Simple man said:have you heard about the book, BOYOND BIOCENTRISM
Hello, microsansfil!microsansfil said:what is meant by “quantum information” ?
“quantum information” encompassing subjects as diverse as quantum computation, quantum algorithms, quantum complexity theory, quantum communication complexity, entanglement theory, quantum key distribution, quantum error correction, and even the experimental implementation of quantum protocols.
/Patrick
I purchased a copy yesterday, at a Barnes & Noble, west of Pittsburgh! Thanks for the recommendation!Simple man said:"Thank you very much, Mr. Donis!"
Thanks for your recommendation! I purchased a copy yesterday, at a Barnes & Noble, west of Pittsburgh!PeterDonis said:I don't know what you would consider recent, but Kip Thorne's Black Holes and Time Warps, published in 1993, is still an excellent layman's presentation of the subject.
Loss of information in quantum determinism refers to the idea that a quantum system can lose information about its initial state as it evolves over time. This is due to the probabilistic nature of quantum mechanics, where the exact state of a system cannot be known with certainty.
Loss of information can make it difficult to predict the exact future state of a quantum system. This is because the system's evolution is influenced by random processes and interactions with its environment, leading to a loss of information about its initial state.

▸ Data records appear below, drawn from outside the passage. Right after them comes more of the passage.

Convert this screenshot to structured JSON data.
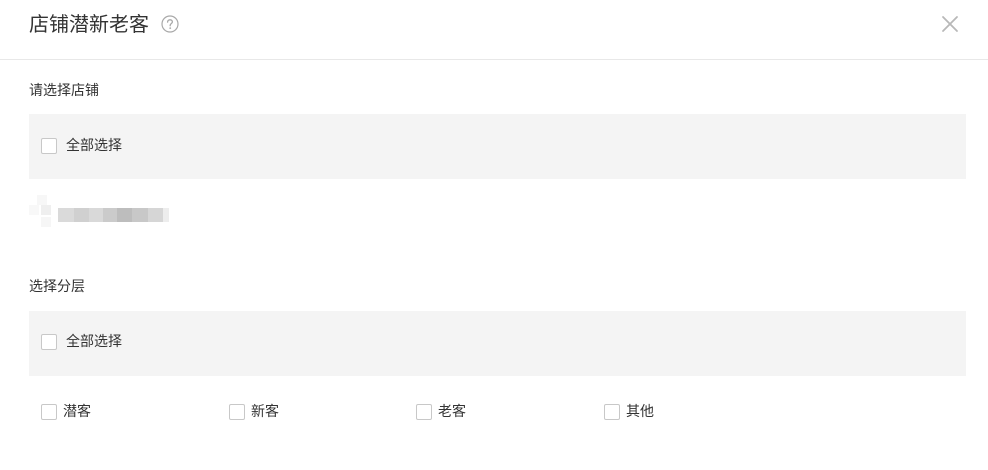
{
  "dialog": {
    "title": "店铺潜新老客",
    "help_icon": "question-circle-icon",
    "close_icon": "close-icon"
  },
  "store_section": {
    "label": "请选择店铺",
    "select_all_label": "全部选择"
  },
  "layer_section": {
    "label": "选择分层",
    "select_all_label": "全部选择",
    "options": [
      {
        "label": "潜客"
      },
      {
        "label": "新客"
      },
      {
        "label": "老客"
      },
      {
        "label": "其他"
      }
    ]
  },
  "colors": {
    "bar_background": "#f4f4f4",
    "divider": "#e8e8e8",
    "checkbox_border": "#c8c8c8",
    "text": "#333333",
    "icon": "#b5b5b5"
  }
}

In some cases, it is possible to reverse the loss of information in quantum systems through a process called quantum error correction. This involves encoding information redundantly in the system to protect against loss of information and correcting any errors that may occur.
The uncertainty principle states that it is impossible to know both the position and momentum of a particle with absolute certainty. This is related to loss of information in quantum systems, as the probabilistic nature of quantum mechanics means that some information about a system's initial state is lost in the measurement process.
Yes, loss of information is a fundamental aspect of quantum mechanics. It is a consequence of the probabilistic nature of quantum systems and is necessary for explaining various phenomena observed in quantum mechanics, such as quantum entanglement and superposition.